Degeneracy, however, sets in when the reverse takes place and man defines and delimits experience…in terms of its products and results. Such is the paradoxical challenge of existence – not to be ‘done in’ by the very products of its process!
So-called ‘false’ or ‘inauthentic’ consciousness is simply the product of ‘true’ or ‘authentic’ consciousness, instead of being the process.
Michael Kosok Dialectics of Nature
This is not ‘psychologism’ or ‘subjectivism’ in the narrow sense. For as Michael Kosok points out:
Emotional reactions, thoughts and object modifications are NOT examples of experience, but rather PRODUCTS of experience …
Ibid.
Such ‘psychical’ phenomena, like ‘physical’ phenomena all emerge or arise (Greek physis) from non-local fields of awareness. ‘Dialectic phenomenology’, with its recognition of the field character of awareness or subjectivity, is a subjectivism which avoids all solipsism and with it the false philosophical question of how much reality we can attribute to the subjective awareness of others – the question of ‘other minds’.

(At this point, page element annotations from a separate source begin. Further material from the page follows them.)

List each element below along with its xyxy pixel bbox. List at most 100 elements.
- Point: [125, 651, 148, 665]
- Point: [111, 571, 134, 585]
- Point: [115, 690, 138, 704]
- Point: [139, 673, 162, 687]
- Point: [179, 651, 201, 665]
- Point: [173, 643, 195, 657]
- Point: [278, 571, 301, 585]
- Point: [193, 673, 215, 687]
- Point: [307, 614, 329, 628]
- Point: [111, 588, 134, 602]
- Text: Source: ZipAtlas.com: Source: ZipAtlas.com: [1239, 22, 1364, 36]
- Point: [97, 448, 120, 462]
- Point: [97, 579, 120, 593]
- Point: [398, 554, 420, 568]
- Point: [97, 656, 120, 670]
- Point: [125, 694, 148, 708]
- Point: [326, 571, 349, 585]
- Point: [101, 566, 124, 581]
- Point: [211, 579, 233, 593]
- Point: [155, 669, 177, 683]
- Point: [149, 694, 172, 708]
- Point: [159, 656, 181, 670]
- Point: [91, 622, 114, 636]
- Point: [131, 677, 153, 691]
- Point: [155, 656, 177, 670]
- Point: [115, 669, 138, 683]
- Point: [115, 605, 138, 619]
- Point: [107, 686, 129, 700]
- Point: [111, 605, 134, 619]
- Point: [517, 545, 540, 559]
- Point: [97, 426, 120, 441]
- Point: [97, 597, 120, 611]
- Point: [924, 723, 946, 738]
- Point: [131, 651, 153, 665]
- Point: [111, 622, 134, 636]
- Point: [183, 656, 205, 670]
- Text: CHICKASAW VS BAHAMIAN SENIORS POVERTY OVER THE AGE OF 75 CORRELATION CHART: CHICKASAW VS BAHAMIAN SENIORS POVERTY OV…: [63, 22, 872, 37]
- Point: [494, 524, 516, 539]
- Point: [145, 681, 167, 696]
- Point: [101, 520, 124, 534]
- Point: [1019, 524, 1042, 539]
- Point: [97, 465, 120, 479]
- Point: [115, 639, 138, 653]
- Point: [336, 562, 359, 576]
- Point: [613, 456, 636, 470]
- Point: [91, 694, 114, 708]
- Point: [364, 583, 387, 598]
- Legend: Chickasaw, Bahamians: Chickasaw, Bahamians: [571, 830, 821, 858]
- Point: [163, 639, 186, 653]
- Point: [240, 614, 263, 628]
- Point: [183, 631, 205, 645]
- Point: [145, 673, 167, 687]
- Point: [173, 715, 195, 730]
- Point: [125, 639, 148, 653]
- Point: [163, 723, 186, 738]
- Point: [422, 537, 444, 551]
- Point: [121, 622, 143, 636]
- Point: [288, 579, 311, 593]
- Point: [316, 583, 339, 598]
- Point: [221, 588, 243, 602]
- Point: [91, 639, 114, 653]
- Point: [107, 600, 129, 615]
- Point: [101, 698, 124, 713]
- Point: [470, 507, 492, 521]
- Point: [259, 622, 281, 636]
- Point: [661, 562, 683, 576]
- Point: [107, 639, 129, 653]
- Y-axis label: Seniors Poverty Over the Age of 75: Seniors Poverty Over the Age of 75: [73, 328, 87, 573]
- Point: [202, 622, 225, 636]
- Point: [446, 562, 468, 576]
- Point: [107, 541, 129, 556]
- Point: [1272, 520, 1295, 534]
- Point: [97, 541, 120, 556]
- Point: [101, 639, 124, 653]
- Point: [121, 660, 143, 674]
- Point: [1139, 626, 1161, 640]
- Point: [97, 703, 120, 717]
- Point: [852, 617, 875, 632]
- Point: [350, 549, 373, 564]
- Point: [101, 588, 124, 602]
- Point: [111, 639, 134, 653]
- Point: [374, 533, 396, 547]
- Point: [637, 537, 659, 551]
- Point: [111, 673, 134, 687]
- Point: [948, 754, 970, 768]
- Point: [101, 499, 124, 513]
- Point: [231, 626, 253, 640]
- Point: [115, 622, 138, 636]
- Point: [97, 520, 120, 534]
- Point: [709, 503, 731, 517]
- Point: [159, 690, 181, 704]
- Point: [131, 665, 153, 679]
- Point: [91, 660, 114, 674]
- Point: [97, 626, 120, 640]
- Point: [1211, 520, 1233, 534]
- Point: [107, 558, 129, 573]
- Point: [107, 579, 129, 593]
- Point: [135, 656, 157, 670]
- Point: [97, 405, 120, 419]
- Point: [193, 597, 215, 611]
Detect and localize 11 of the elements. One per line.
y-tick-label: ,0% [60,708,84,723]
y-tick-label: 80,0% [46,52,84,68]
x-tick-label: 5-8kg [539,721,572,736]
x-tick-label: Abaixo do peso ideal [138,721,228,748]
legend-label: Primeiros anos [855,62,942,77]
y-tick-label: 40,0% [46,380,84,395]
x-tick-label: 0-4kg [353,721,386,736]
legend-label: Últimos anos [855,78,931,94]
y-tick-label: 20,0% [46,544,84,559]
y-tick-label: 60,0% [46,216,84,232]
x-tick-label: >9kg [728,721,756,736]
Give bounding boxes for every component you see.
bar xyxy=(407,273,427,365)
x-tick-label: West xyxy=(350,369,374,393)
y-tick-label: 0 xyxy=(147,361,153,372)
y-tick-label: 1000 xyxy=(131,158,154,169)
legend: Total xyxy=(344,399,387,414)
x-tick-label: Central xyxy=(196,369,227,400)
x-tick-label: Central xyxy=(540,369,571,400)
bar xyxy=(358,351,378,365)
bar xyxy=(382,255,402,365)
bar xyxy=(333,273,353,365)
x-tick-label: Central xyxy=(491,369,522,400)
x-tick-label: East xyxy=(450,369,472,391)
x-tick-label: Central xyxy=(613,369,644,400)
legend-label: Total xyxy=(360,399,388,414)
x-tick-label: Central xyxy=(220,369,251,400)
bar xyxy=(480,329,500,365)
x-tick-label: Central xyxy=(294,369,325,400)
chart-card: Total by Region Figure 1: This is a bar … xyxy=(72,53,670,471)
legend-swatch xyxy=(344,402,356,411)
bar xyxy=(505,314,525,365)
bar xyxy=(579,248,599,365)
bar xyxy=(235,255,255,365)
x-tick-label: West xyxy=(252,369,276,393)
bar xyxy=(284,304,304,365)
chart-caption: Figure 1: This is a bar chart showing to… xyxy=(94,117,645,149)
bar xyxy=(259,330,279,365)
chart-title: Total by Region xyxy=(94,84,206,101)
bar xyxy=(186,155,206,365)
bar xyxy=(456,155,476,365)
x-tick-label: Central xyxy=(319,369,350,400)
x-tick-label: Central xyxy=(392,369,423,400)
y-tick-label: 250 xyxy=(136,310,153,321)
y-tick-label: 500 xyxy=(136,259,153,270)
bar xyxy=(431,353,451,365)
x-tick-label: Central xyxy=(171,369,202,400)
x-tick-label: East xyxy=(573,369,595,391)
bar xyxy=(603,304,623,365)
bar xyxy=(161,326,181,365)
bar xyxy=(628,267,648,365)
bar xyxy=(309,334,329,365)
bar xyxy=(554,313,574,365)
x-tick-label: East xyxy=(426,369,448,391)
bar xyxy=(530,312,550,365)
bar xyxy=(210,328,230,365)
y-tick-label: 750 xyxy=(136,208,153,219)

The so-called problem of the ‘other’ or of ‘other minds’ only appears if you think (Laing notwithstanding) that experience is private and in need of being communicated, i.e., that experience can be ‘owned’ like a commodity’.
Ibid.
The way we ‘privately’ experience others is automatically sensed by the other and automatically communicates to the other - just as does the way they experience us. Subjectivity or awareness is in essence reciprocal or ‘inter-subjective’. ‘Scientific Socialism’ is a new science of ‘soul’ understood as a social field of inter-subjective relationality – uniting the soul inwardness of human beings not only with that of others but with the aware inwardness or soul of all apparent ‘objects’ of perception. Understood in this way, ‘Scientific Socialism’ is ‘Soul-Science’, a revolutionary science that stands in radical opposition to all current forms of social and scientific reductionism – the reduction of the human senses to the single sense of ‘having’ that Marx wrote of, and the reduction of all immeasurable qualitative dimensions of human subjective experience to ‘objectively’ measurable quantities.